Al final del día, el Big Bang de este año no es solo un prodigio de la mecánica interna y la microingeniería; es un recordatorio de que, cuando el verano llega, el tiempo ya no se mide en horas de oficina, sino en momentos de puro disfrute junto al mar.

Históricamente, el Hublot Big Bang en su tamaño de 33 mm ha sido posicionado por la marca como un reloj femenino. Sin embargo, considerando la tendencia actual donde muchos hombres lucen con gusto piezas de diámetros más clásicos como un Royal Oak de 34 mm, los nuevos Big Bang Ceramic de 33 mm prometen ser mucho más relevantes de lo que los tradicionalistas podrían imaginar.



Aunque se presentan tres nuevas ejecuciones, el único color de cerámica que debuta en esta colección es la variante «Peach Ceramic» (Cerámica Durazno), aportando un giro pastel al innovador y ya conocido naranja de la marca. Mientras que el naranja de Hublot es vibrante, este nuevo tono durazno se percibe mucho más cremoso, casi como si el color original se hubiera mezclado con leche.

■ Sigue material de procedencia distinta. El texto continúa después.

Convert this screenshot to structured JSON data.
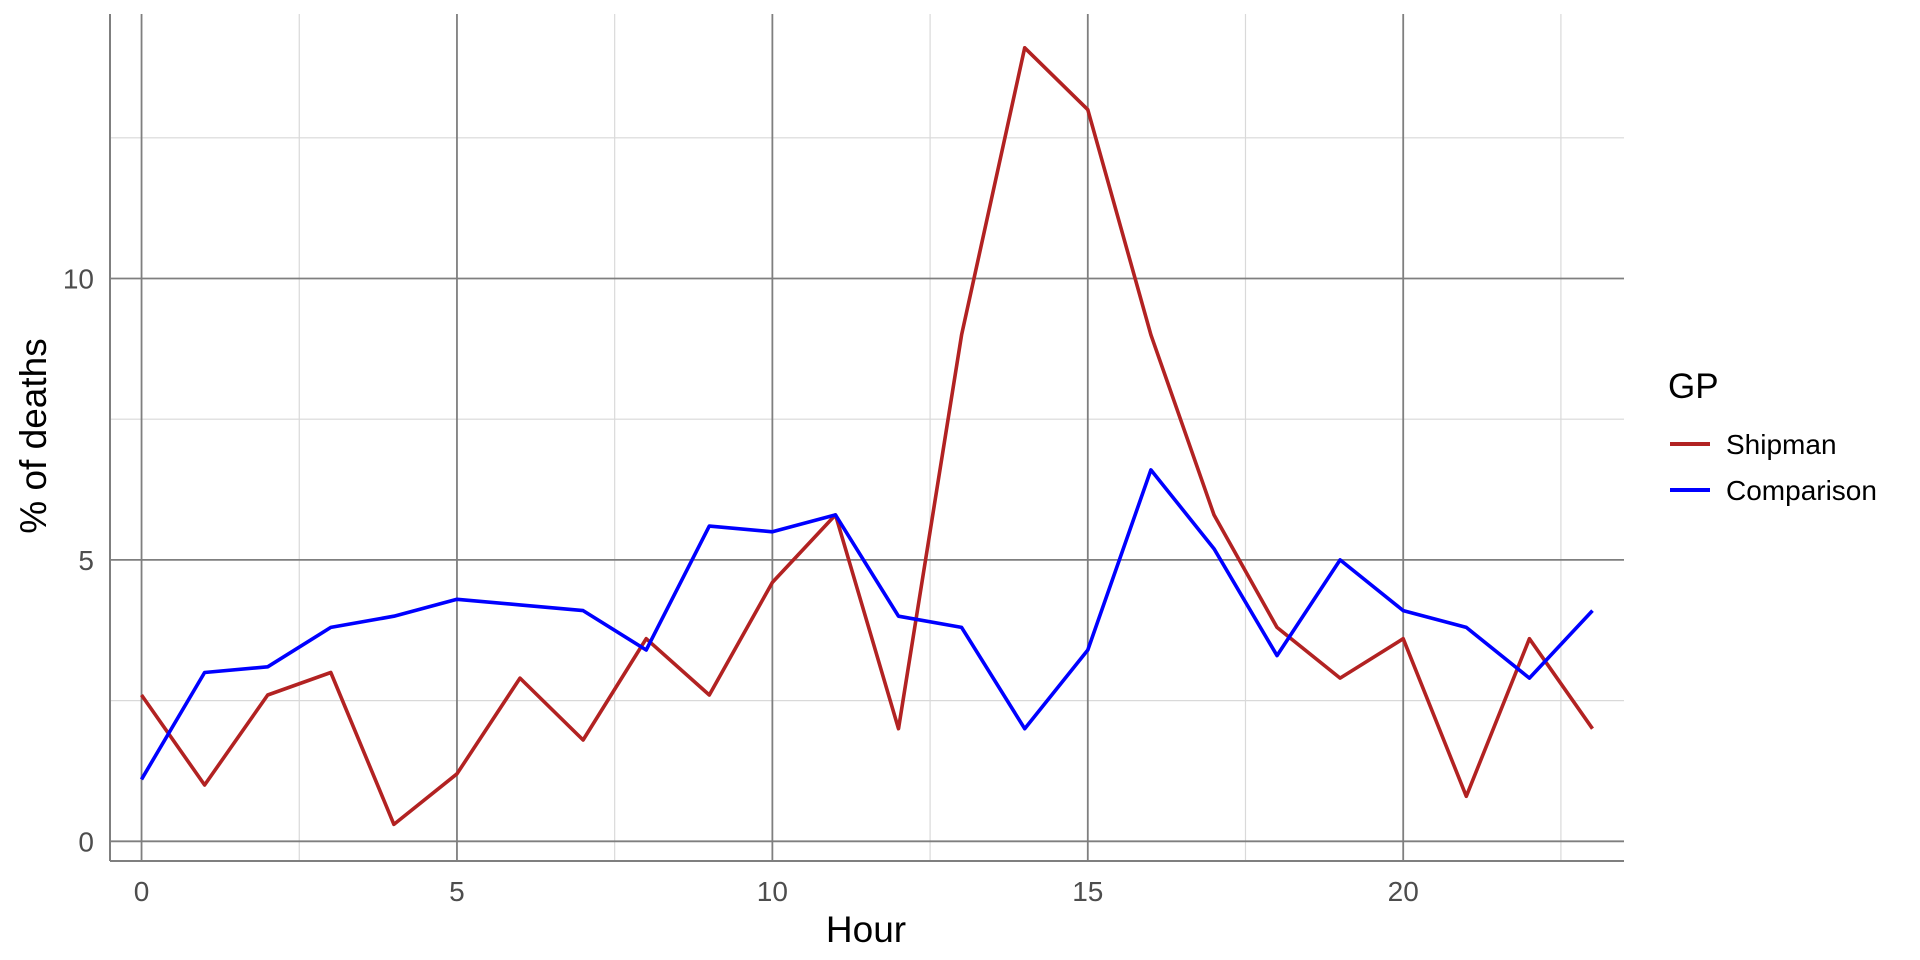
{
  "chart_data": {
    "type": "line",
    "xlabel": "Hour",
    "ylabel": "% of deaths",
    "xlim": [
      -0.5,
      23.5
    ],
    "ylim": [
      -0.35,
      14.7
    ],
    "x_ticks": [
      0,
      5,
      10,
      15,
      20
    ],
    "x_tick_labels": [
      "0",
      "5",
      "10",
      "15",
      "20"
    ],
    "x_minor_ticks": [
      2.5,
      7.5,
      12.5,
      17.5,
      22.5
    ],
    "y_ticks": [
      0,
      5,
      10
    ],
    "y_tick_labels": [
      "0",
      "5",
      "10"
    ],
    "y_minor_ticks": [
      2.5,
      7.5,
      12.5
    ],
    "grid": true,
    "legend": {
      "title": "GP",
      "position": "right"
    },
    "x": [
      0,
      1,
      2,
      3,
      4,
      5,
      6,
      7,
      8,
      9,
      10,
      11,
      12,
      13,
      14,
      15,
      16,
      17,
      18,
      19,
      20,
      21,
      22,
      23
    ],
    "series": [
      {
        "name": "Shipman",
        "color": "#b22222",
        "values": [
          2.6,
          1.0,
          2.6,
          3.0,
          0.3,
          1.2,
          2.9,
          1.8,
          3.6,
          2.6,
          4.6,
          5.8,
          2.0,
          9.0,
          14.1,
          13.0,
          9.0,
          5.8,
          3.8,
          2.9,
          3.6,
          0.8,
          3.6,
          2.0
        ]
      },
      {
        "name": "Comparison",
        "color": "#0000ff",
        "values": [
          1.1,
          3.0,
          3.1,
          3.8,
          4.0,
          4.3,
          4.2,
          4.1,
          3.4,
          5.6,
          5.5,
          5.8,
          4.0,
          3.8,
          2.0,
          3.4,
          6.6,
          5.2,
          3.3,
          5.0,
          4.1,
          3.8,
          2.9,
          4.1
        ]
      }
    ]
  }
}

Acompañando a esta dulce variante color durazno, encontramos las versiones en Verde Menta y Azul Petróleo. Estas ejecuciones introducen tonos ya existentes en el arsenal de Hublot a esta línea específica por primera vez (al menos en su versión sin diamantes).






A pesar de su tamaño compacto de 33 mm, estos relojes no escatiman en rendimiento: los tres modelos Big Bang Ceramic cuentan con una robusta hermeticidad de 100 metros, un confiable movimiento automático con 40 horas de reserva de marcha y el aclamado sistema de correas intercambiables «One-Click», ideal para quienes deseen personalizar su pieza con la amplia variedad de correas ofrece la marca.